He looked through the arch into the gardens beyond – a landscape of great palms and exotic shrubs, bright greens and vivid coloured flowers. It looked more like a colourful jungle.
“It doesn’t look much like a volcano.”
“Oh,” she said, “the Solfatara is not like Vesuvio. It is not a great mountain. The crater is at the same level as the ground. On this side there is not even a – how do you say? – a rim to the crater. That is why the plants are so green. It is caused by the warmth and the steam from the volcano. But I have heard that it is very dangerous to go into the volcano at the moment. It is trying to erupt. Nobody is allowed near the place.”
As they hesitated in front of the hotel there came a shout from the road to their left. Turning to look, Ben saw one of the Vitelli gangsters coming towards them. The man was no more than two hundred yards away. When he looked the other way he saw Guido run into the square. His knife was already in his right hand.
“We’ve got no choice,” said Ben. “I’d rather risk the volcano than those characters.”
“The volcano is very hot,” warned Francesca. “Everyone within a kilometre has moved away. The crater has cracks and fumaroles and hot mud pools.”
“Well, I’m not waiting to be knifed.” Ben lifted Papa over the barrier and hurdled it himself. Possessed of a new urgency, he hoisted the old man over his shoulder in a fireman’s lift and ran with him through the archway, leaving Francesca to follow.
The garden behind the hotel was very overgrown. To the right was a single storey building with a peeling sign above the door which said “Entrata 10,000 lire”. But the turnstiles were open. There had obviously been nobody here to collect the entrance money for many years.
At the end of the building they turned sharp right along one of several overgrown paths into the dense jungle. Francesca explained that most of the west side of the volcano was filled with this luxuriant vegetation. The only difference now was that some of it seemed to be turning brown, drooping and dying. Ben became aware that the smell of death was all around them.
Ben carried Papa about thirty yards into this undergrowth before he set him down again on his feet. But they didn’t pause. He led the way through the thick tangle of forest away from their pursuers. He kept glancing over his shoulder but they were already well out of sight of the buildings. Hopefully the Vitelli wouldn’t know which path to follow through the dense vegetation.
Listening for sounds of pursuit, Ben didn’t at first notice a new sound which formed a soft background roar. When he did detect it he had difficulty in working out what it was. Then suddenly the jungle thinned and they came out onto the floor of the crater and the noise was explained.
All around them was a vision from hell. The majority of the crater was a savage sight of grey-coloured earth without any vegetation.
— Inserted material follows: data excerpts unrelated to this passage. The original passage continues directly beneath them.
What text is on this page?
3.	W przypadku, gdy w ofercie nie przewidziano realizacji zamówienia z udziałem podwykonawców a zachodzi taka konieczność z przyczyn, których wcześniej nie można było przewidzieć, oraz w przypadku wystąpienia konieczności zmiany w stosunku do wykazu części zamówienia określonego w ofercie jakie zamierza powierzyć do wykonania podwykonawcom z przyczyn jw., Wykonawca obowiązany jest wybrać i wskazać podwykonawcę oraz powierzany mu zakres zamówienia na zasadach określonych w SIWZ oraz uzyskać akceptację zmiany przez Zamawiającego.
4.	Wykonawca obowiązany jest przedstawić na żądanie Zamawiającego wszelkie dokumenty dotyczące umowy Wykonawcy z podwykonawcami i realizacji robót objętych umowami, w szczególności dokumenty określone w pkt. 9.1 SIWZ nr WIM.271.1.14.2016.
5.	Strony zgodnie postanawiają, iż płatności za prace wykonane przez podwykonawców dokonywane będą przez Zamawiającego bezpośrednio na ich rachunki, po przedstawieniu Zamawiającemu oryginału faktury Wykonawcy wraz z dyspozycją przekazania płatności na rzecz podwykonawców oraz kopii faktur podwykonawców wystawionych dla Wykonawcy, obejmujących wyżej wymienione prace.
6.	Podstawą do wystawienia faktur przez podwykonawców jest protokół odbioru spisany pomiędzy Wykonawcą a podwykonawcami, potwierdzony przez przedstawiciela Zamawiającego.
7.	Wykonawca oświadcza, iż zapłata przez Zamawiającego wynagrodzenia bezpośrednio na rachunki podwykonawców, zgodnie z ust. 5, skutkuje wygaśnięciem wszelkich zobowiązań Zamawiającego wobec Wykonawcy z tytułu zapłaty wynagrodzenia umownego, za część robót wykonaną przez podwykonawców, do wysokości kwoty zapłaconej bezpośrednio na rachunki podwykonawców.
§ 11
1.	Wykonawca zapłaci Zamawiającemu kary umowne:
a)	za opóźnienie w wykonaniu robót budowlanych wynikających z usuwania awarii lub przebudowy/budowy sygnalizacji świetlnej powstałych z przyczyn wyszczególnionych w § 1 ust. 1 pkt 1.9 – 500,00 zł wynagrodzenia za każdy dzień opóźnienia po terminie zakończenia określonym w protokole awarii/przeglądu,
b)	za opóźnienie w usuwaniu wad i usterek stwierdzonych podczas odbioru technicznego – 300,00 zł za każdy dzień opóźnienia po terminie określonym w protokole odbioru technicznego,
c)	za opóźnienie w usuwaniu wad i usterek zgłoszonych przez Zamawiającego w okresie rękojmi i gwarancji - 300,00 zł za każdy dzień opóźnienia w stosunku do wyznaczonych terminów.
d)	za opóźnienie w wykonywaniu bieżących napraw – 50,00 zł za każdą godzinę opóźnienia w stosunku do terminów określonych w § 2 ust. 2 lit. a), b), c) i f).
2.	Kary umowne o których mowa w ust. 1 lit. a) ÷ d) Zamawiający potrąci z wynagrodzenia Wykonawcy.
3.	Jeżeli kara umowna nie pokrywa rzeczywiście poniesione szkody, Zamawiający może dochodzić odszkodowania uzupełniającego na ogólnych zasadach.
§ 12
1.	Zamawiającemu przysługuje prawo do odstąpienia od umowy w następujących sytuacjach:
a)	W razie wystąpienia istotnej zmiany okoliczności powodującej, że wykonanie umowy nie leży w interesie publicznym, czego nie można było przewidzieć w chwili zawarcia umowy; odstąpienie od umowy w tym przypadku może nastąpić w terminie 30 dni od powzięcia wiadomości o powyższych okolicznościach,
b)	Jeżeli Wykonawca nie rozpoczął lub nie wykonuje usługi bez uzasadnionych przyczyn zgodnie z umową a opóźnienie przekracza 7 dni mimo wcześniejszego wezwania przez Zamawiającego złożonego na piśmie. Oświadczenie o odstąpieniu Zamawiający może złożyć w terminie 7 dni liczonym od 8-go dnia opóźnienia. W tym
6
It was like the surface of the moon. Dense clouds of yellow gas and steam issued from a series of massive blowholes. The clouds drifted across the flat surface and climbed the steep cliffs on the north side to the top where they were whipped away by the wind off the sea. It was these blowholes, which seemed to be spurting up wherever the eye rested, that gave rise to the constant roaring noise.
Across the crater the humped grey earth was criss-crossed with meandering cracks varying in width from a half an inch to more than a foot wide. From these there also issued a variety of gases, sometimes in thin wisps, occasionally in irregular bursts, often in continuous powerful jets. It was like walking across the top of a gigantic cracked pie-crust just after it had been taken out of the oven.
The edges of the cracks were fringed with yellow sulphur crystals and other strangely coloured minerals. In places the cracks gathered into areas of weakness where the large blowholes occurred. These fumaroles had built up small cones of lapilli and lava fragments which glowed a bright, almost white colour as they danced in the hot escaping gases. They looked like mini-volcanoes. In other areas the surface sank into pools of bubbling mud from which occasional bursts of activity would splatter boiling deposits around their rim.
“I came here a few years ago. I thought it was horrific then, but now it has got very much worse.” Francesca pointed to a building on the eastern side of the crater. “That was the observatory where they were checking the volcanic activity. But they closed it a year ago because it was becoming too dangerous for the scientists to work there.”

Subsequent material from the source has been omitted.